Hedge funds likely lost less than 1% in November, according to early estimates from the Credit Suisse/Tremont Hedge Fund Index.

The index is expected to finish down approximately 0.71% in November (based on 69% of returns received). Credit Suisse Tremont Index LLC notes that continuing downward trends in U.S. Treasury yields, commodity and currency markets led to positive performance for the Global Macro and Managed Futures sectors and helped mitigate the losses from other sectors.

Managed Futures was the best performing sector in the index, it reports, finishing the month up an estimated 3.2% (with 90% of funds reporting). In addition, three other sectors appear to be ending the month in positive territory: Dedicated Short Bias, Equity Market Neutral and Global Macro.

“The continued commodities bear market benefited the Global Macro and Managed Futures sectors as short positions in the commodities sector led to gains for the month. Oil prices dropped below $50 a barrel from October highs, and were down almost $100 a barrel from previous levels this summer,” it notes.

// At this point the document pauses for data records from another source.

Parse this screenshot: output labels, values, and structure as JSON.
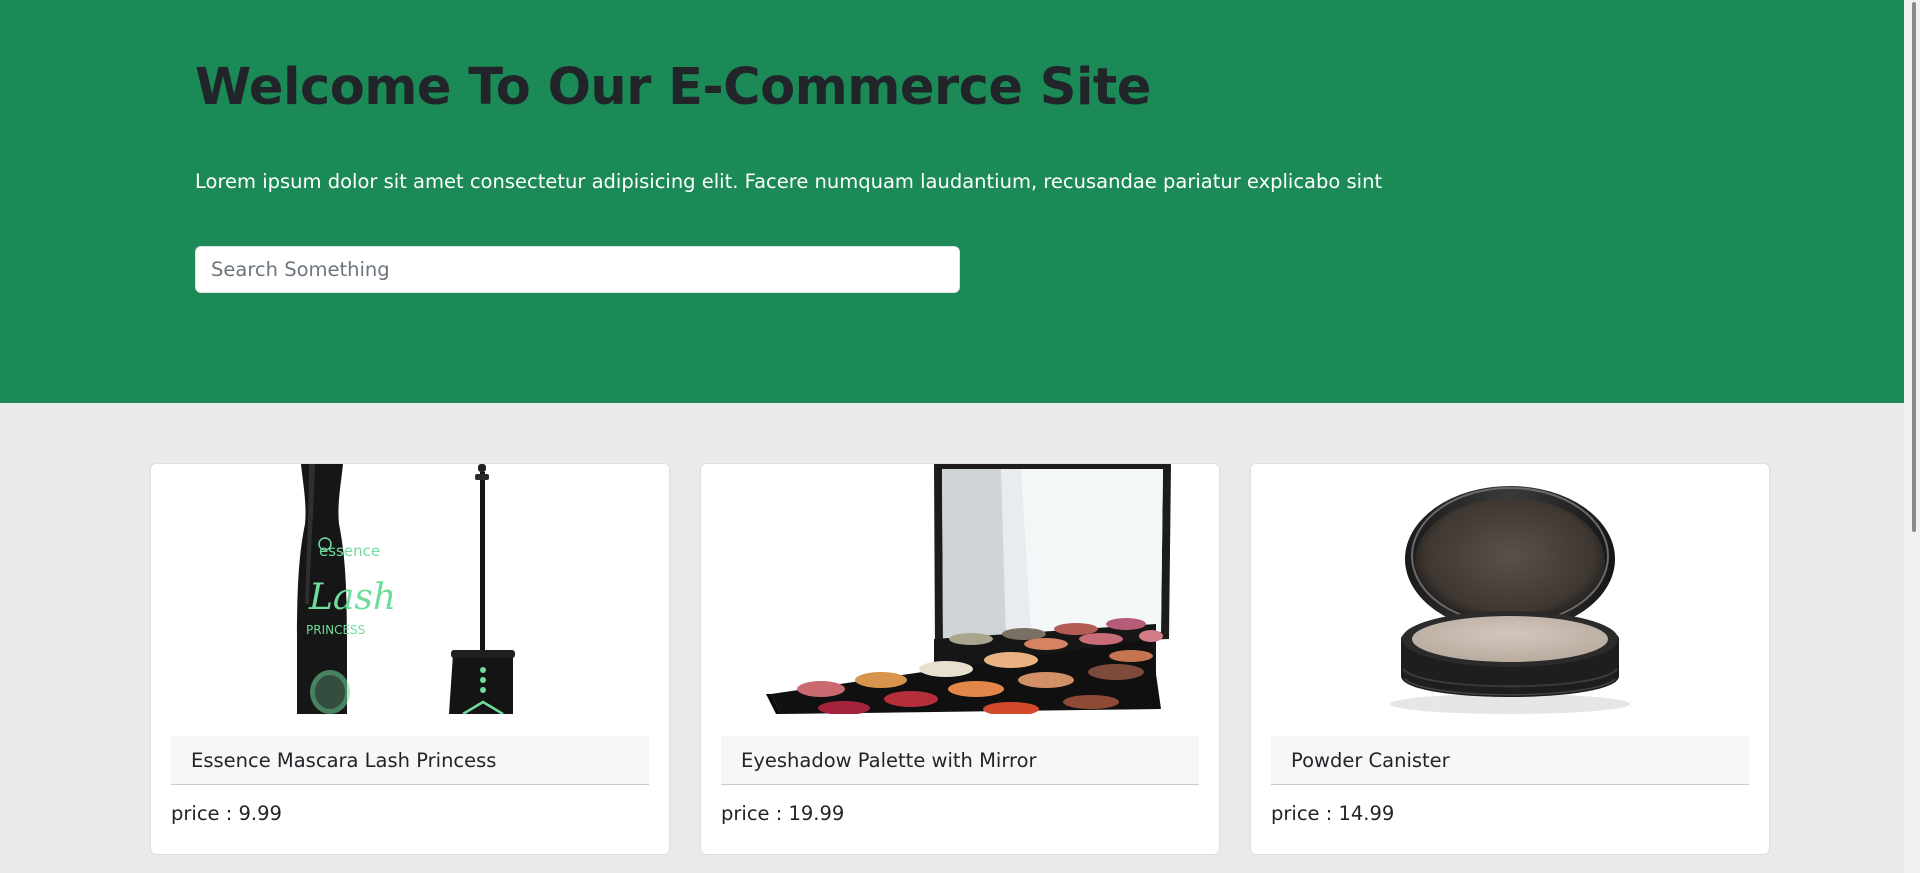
{
  "hero": {
    "title": "Welcome To Our E-Commerce Site",
    "subtitle": "Lorem ipsum dolor sit amet consectetur adipisicing elit. Facere numquam laudantium, recusandae pariatur explicabo sint",
    "search_placeholder": "Search Something",
    "search_value": "",
    "background_color": "#1b8a56"
  },
  "products": [
    {
      "name": "Essence Mascara Lash Princess",
      "price_text": "price : 9.99",
      "image_icon": "mascara-image",
      "image_brand_text": "essence",
      "image_product_text": "Lash",
      "image_sub_text": "PRINCESS"
    },
    {
      "name": "Eyeshadow Palette with Mirror",
      "price_text": "price : 19.99",
      "image_icon": "eyeshadow-palette-image"
    },
    {
      "name": "Powder Canister",
      "price_text": "price : 14.99",
      "image_icon": "powder-compact-image"
    }
  ]
}
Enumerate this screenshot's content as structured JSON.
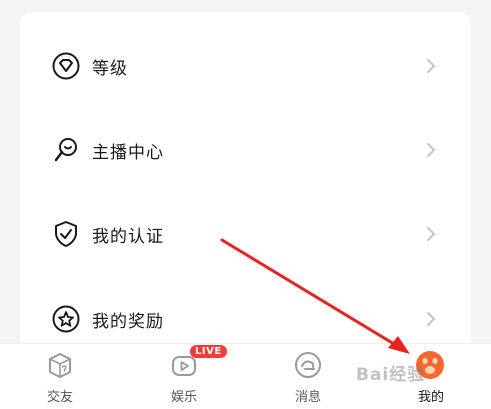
{
  "menu": {
    "items": [
      {
        "label": "等级",
        "icon": "level-gem-icon"
      },
      {
        "label": "主播中心",
        "icon": "streamer-microphone-icon"
      },
      {
        "label": "我的认证",
        "icon": "shield-check-icon"
      },
      {
        "label": "我的奖励",
        "icon": "reward-star-icon"
      }
    ]
  },
  "tabbar": {
    "tabs": [
      {
        "label": "交友",
        "icon": "box-question-icon"
      },
      {
        "label": "娱乐",
        "icon": "tv-play-icon",
        "badge": "LIVE"
      },
      {
        "label": "消息",
        "icon": "message-bubble-icon"
      },
      {
        "label": "我的",
        "icon": "profile-paw-icon",
        "active": true
      }
    ]
  },
  "watermark": {
    "text": "Bai经验"
  },
  "colors": {
    "accent": "#f5672a",
    "badge": "#f23c3c",
    "arrow": "#e8231e",
    "text": "#1a1a1a",
    "muted": "#555555"
  }
}
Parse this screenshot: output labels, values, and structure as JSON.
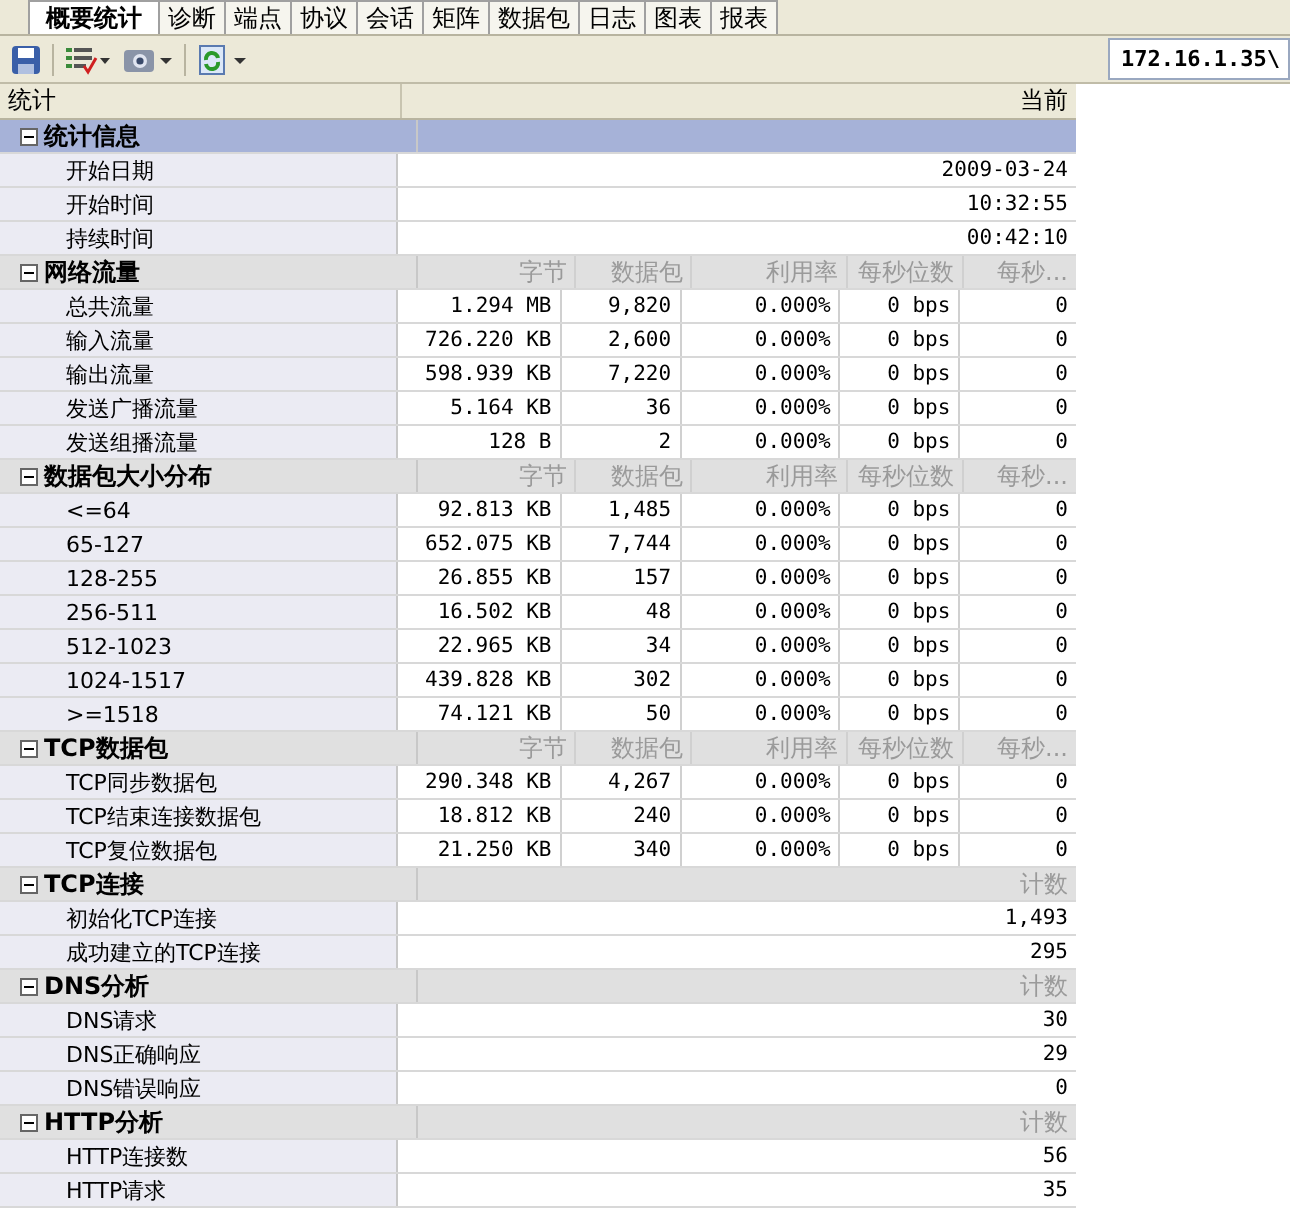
{
  "tabs": [
    {
      "label": "概要统计",
      "selected": true
    },
    {
      "label": "诊断",
      "selected": false
    },
    {
      "label": "端点",
      "selected": false
    },
    {
      "label": "协议",
      "selected": false
    },
    {
      "label": "会话",
      "selected": false
    },
    {
      "label": "矩阵",
      "selected": false
    },
    {
      "label": "数据包",
      "selected": false
    },
    {
      "label": "日志",
      "selected": false
    },
    {
      "label": "图表",
      "selected": false
    },
    {
      "label": "报表",
      "selected": false
    }
  ],
  "address": {
    "value": "172.16.1.35\\"
  },
  "table": {
    "columns": [
      "统计",
      "当前"
    ],
    "groups": [
      {
        "label": "统计信息",
        "expanded": true,
        "selected": true,
        "kind": "single",
        "rows": [
          {
            "label": "开始日期",
            "values": [
              "2009-03-24"
            ]
          },
          {
            "label": "开始时间",
            "values": [
              "10:32:55"
            ]
          },
          {
            "label": "持续时间",
            "values": [
              "00:42:10"
            ]
          }
        ]
      },
      {
        "label": "网络流量",
        "expanded": true,
        "selected": false,
        "kind": "metrics",
        "headers": [
          "字节",
          "数据包",
          "利用率",
          "每秒位数",
          "每秒..."
        ],
        "rows": [
          {
            "label": "总共流量",
            "values": [
              "1.294 MB",
              "9,820",
              "0.000%",
              "0 bps",
              "0"
            ]
          },
          {
            "label": "输入流量",
            "values": [
              "726.220 KB",
              "2,600",
              "0.000%",
              "0 bps",
              "0"
            ]
          },
          {
            "label": "输出流量",
            "values": [
              "598.939 KB",
              "7,220",
              "0.000%",
              "0 bps",
              "0"
            ]
          },
          {
            "label": "发送广播流量",
            "values": [
              "5.164 KB",
              "36",
              "0.000%",
              "0 bps",
              "0"
            ]
          },
          {
            "label": "发送组播流量",
            "values": [
              "128  B",
              "2",
              "0.000%",
              "0 bps",
              "0"
            ]
          }
        ]
      },
      {
        "label": "数据包大小分布",
        "expanded": true,
        "selected": false,
        "kind": "metrics",
        "headers": [
          "字节",
          "数据包",
          "利用率",
          "每秒位数",
          "每秒..."
        ],
        "rows": [
          {
            "label": "<=64",
            "values": [
              "92.813 KB",
              "1,485",
              "0.000%",
              "0 bps",
              "0"
            ]
          },
          {
            "label": "65-127",
            "values": [
              "652.075 KB",
              "7,744",
              "0.000%",
              "0 bps",
              "0"
            ]
          },
          {
            "label": "128-255",
            "values": [
              "26.855 KB",
              "157",
              "0.000%",
              "0 bps",
              "0"
            ]
          },
          {
            "label": "256-511",
            "values": [
              "16.502 KB",
              "48",
              "0.000%",
              "0 bps",
              "0"
            ]
          },
          {
            "label": "512-1023",
            "values": [
              "22.965 KB",
              "34",
              "0.000%",
              "0 bps",
              "0"
            ]
          },
          {
            "label": "1024-1517",
            "values": [
              "439.828 KB",
              "302",
              "0.000%",
              "0 bps",
              "0"
            ]
          },
          {
            "label": ">=1518",
            "values": [
              "74.121 KB",
              "50",
              "0.000%",
              "0 bps",
              "0"
            ]
          }
        ]
      },
      {
        "label": "TCP数据包",
        "expanded": true,
        "selected": false,
        "kind": "metrics",
        "headers": [
          "字节",
          "数据包",
          "利用率",
          "每秒位数",
          "每秒..."
        ],
        "rows": [
          {
            "label": "TCP同步数据包",
            "values": [
              "290.348 KB",
              "4,267",
              "0.000%",
              "0 bps",
              "0"
            ]
          },
          {
            "label": "TCP结束连接数据包",
            "values": [
              "18.812 KB",
              "240",
              "0.000%",
              "0 bps",
              "0"
            ]
          },
          {
            "label": "TCP复位数据包",
            "values": [
              "21.250 KB",
              "340",
              "0.000%",
              "0 bps",
              "0"
            ]
          }
        ]
      },
      {
        "label": "TCP连接",
        "expanded": true,
        "selected": false,
        "kind": "single",
        "headers": [
          "计数"
        ],
        "rows": [
          {
            "label": "初始化TCP连接",
            "values": [
              "1,493"
            ]
          },
          {
            "label": "成功建立的TCP连接",
            "values": [
              "295"
            ]
          }
        ]
      },
      {
        "label": "DNS分析",
        "expanded": true,
        "selected": false,
        "kind": "single",
        "headers": [
          "计数"
        ],
        "rows": [
          {
            "label": "DNS请求",
            "values": [
              "30"
            ]
          },
          {
            "label": "DNS正确响应",
            "values": [
              "29"
            ]
          },
          {
            "label": "DNS错误响应",
            "values": [
              "0"
            ]
          }
        ]
      },
      {
        "label": "HTTP分析",
        "expanded": true,
        "selected": false,
        "kind": "single",
        "headers": [
          "计数"
        ],
        "rows": [
          {
            "label": "HTTP连接数",
            "values": [
              "56"
            ]
          },
          {
            "label": "HTTP请求",
            "values": [
              "35"
            ]
          }
        ]
      }
    ]
  }
}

Also, it points out that yields on 10-Year Treasury bonds dropped to record lows, falling below 3% in November. “Some analysts currently forecast a further decline in yields if the U.S. Federal Reserve lowers interest rates in December as expected. If Federal Reserve efforts to improve market conditions by providing liquidity for asset-backed securities through the Term Asset-Backed Securities Loan Facility are successful, a possible investment shift from treasuries to other securities could begin to create opportunities in the Relative Value sectors as well,” it adds.